London after the Great Fire is rife with filth, superstition, and murder.
Lucy Campion, formerly a housemaid in the home of Master Hargrave, a magistrate, loves the magistrate's son Adam despite the disparity in their social status. She also cherishes warm feelings for Constable Duncan even though he once arrested her brother for murder (A Murder at Rosamund’s Gate, 2013, etc.). Now that she’s working as a printer’s apprentice for Master Aubrey, her romantic life remains unresolved. While she’s out selling pamphlets, she discovers a woman on the edge of a burned-out area dressed only in a filthy shift and covered with cuts and bruises. She guides the lady, who’s acting oddly and seems to have no memory of her past, to Dr. Larimer, who takes her in only because his assistant, Mr. Sheridan, thinks she’s Octavia Belasysse, daughter of a lord and sister to the infamous Henry, whom the king acquitted of killing an innocent man he thought was a robber. Although Octavia’s supposed to be dead and buried, Larimer writes to her family and asks Lucy to stay with her, since she seems calmer in Lucy’s presence. Octavia (as she does turn out to be) has not only lost her memory, but also has epilepsy, and the falling sickness has rendered her unsuitable as a wife and a burden to her family.
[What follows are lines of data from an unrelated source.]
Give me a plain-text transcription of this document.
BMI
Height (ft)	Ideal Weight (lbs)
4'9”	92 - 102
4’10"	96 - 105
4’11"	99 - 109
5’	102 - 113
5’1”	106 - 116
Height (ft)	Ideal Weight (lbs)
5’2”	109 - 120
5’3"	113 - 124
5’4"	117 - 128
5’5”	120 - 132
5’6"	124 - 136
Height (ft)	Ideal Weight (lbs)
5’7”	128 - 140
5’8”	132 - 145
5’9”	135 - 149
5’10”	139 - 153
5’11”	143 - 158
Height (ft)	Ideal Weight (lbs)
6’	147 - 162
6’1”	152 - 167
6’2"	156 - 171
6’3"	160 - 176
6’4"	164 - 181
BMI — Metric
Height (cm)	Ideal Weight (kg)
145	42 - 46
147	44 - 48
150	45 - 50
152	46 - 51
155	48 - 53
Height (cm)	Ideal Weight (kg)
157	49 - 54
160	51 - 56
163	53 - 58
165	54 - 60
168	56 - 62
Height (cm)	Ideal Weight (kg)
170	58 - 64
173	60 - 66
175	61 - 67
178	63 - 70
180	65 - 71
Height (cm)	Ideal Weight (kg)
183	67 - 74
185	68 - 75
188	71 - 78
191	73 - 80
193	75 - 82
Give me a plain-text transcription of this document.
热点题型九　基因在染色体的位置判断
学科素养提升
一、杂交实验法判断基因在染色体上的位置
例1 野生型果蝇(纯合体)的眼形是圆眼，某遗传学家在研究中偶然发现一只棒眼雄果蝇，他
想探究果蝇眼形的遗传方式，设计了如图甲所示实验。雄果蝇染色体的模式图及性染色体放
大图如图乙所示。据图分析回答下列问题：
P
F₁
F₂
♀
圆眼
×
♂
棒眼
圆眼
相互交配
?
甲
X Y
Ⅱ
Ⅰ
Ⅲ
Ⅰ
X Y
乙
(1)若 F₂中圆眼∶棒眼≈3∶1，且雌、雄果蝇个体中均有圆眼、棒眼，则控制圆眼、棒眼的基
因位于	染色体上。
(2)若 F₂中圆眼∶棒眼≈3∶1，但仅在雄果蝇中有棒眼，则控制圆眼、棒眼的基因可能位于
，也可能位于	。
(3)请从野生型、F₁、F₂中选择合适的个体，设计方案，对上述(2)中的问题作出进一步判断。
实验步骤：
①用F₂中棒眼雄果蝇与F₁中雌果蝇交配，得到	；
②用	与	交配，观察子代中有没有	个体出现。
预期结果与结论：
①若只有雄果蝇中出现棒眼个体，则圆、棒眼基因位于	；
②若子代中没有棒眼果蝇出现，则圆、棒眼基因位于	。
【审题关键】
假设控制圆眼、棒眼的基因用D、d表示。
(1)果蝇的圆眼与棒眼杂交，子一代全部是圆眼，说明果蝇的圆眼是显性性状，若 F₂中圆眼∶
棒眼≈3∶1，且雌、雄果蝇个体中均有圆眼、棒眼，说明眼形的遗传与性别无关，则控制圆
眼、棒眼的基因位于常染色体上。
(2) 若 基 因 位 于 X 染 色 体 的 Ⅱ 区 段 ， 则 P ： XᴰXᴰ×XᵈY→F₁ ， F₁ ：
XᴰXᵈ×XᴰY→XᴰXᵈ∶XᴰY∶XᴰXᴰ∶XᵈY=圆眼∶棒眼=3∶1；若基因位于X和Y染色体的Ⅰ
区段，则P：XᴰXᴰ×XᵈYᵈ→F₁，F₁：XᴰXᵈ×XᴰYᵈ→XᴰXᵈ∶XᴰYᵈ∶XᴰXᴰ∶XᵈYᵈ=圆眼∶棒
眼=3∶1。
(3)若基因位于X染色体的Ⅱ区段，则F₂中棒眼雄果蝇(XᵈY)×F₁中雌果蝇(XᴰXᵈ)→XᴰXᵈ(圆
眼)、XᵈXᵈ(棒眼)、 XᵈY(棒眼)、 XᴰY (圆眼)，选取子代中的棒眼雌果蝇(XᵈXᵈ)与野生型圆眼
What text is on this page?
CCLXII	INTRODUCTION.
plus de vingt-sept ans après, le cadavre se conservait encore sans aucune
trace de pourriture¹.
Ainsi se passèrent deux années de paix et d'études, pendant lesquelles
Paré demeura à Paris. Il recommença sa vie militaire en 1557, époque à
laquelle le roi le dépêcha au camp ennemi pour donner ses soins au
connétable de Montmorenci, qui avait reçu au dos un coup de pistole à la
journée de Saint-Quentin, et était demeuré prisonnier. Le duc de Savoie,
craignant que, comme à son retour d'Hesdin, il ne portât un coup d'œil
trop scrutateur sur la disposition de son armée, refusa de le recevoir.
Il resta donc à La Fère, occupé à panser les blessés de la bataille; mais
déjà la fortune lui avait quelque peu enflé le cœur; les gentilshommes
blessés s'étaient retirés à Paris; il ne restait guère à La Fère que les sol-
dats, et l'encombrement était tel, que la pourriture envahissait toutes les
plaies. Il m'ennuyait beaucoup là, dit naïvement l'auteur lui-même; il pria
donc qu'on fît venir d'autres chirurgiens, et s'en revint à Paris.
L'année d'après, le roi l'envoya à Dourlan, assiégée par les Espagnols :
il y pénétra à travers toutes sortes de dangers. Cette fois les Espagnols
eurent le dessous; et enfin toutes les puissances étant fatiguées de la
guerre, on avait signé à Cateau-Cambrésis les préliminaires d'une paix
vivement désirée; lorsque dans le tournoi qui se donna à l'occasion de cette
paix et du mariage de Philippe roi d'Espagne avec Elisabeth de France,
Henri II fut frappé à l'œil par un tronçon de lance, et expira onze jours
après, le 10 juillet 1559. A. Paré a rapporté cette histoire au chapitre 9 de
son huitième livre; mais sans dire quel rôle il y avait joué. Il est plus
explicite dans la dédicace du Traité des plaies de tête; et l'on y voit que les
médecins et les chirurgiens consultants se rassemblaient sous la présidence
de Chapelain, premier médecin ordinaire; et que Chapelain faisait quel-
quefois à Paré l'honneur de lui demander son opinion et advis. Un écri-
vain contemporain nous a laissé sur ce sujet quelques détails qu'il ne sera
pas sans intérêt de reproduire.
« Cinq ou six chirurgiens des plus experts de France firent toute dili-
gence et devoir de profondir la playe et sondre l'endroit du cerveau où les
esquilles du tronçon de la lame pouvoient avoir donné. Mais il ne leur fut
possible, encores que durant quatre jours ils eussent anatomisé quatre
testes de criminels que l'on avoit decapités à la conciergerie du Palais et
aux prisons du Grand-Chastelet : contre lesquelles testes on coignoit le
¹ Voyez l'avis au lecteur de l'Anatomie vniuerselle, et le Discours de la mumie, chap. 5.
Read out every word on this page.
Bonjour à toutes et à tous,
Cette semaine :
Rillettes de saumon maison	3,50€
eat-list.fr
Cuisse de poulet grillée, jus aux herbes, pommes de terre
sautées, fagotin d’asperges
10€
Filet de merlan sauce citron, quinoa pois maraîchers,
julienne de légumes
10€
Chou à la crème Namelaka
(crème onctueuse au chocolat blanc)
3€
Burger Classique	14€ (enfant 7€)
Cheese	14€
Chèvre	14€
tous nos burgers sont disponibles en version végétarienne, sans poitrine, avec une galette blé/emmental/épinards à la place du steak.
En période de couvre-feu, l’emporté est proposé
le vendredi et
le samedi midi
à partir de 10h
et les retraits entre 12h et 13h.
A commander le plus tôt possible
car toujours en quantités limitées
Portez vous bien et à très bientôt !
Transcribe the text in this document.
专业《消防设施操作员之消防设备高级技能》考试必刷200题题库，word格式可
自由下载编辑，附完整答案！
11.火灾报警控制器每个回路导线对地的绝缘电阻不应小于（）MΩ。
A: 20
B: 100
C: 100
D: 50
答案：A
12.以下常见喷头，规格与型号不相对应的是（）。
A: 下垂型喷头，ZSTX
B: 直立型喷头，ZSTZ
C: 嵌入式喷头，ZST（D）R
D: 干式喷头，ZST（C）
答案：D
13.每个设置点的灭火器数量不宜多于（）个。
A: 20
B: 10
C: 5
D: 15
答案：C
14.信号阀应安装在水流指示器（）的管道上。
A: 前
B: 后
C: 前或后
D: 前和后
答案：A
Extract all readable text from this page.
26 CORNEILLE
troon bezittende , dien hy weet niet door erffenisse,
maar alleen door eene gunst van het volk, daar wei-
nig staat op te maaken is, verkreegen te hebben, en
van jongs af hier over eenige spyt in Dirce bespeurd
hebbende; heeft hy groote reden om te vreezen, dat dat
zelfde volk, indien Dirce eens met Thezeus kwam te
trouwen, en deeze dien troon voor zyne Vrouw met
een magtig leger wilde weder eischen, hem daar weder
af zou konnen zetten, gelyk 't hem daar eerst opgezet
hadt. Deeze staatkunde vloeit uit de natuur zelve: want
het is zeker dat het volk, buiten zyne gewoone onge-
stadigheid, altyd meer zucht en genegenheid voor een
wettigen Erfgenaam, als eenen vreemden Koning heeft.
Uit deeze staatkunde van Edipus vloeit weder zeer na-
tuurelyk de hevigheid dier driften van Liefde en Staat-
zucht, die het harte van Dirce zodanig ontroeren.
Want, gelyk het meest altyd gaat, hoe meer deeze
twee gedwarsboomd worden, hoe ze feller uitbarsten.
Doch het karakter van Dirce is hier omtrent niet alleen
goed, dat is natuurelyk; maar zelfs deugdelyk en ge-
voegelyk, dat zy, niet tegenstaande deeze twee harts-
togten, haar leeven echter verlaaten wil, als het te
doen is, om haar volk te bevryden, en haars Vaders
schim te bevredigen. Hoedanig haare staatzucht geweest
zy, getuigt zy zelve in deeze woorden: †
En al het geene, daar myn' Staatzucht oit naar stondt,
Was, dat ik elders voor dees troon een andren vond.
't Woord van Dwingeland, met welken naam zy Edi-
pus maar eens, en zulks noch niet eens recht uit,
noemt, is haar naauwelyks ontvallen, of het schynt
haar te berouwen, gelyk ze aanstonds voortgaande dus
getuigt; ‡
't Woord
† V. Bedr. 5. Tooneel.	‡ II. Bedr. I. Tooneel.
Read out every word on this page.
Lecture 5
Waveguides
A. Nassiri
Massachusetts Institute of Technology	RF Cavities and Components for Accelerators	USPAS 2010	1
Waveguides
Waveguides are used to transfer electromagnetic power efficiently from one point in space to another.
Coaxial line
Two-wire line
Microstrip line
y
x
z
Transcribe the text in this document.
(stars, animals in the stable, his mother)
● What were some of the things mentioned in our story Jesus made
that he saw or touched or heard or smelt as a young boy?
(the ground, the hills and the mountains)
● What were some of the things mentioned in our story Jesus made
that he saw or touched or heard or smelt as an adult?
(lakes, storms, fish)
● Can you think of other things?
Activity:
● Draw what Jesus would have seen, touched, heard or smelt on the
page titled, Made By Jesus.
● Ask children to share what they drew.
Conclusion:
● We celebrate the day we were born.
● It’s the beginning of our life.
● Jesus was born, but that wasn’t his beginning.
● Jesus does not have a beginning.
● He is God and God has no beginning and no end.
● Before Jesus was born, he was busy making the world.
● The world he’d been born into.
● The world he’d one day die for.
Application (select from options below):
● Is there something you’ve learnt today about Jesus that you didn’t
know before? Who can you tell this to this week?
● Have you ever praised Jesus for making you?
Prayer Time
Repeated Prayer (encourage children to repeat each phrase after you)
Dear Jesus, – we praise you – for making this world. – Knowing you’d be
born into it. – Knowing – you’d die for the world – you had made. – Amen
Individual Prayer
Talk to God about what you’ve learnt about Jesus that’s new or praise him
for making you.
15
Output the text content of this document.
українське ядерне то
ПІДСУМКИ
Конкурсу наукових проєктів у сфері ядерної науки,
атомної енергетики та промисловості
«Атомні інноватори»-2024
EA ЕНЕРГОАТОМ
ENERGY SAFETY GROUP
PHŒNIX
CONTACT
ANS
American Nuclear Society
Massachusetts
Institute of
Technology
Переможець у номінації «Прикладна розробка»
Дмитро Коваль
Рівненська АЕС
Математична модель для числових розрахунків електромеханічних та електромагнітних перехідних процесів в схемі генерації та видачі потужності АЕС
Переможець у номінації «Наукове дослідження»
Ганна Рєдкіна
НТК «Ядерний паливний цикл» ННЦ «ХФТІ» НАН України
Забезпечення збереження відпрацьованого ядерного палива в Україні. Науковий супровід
But Lucy suspects that Octavia remembers more than she lets on, especially after they’re accosted on the street by a man claiming to be Octavia's husband and an apothecary comes to the house with a draught he says will help her. When the body of a man is found stabbed to death near the place where Lucy first met Octavia, she becomes a suspect and must put herself in danger as she digs into the noblewoman's mysterious disappearance in order to prove her innocence.
An enjoyably complex mystery with a clever heroine neatly interweaves detailed historical background with fascinating characters.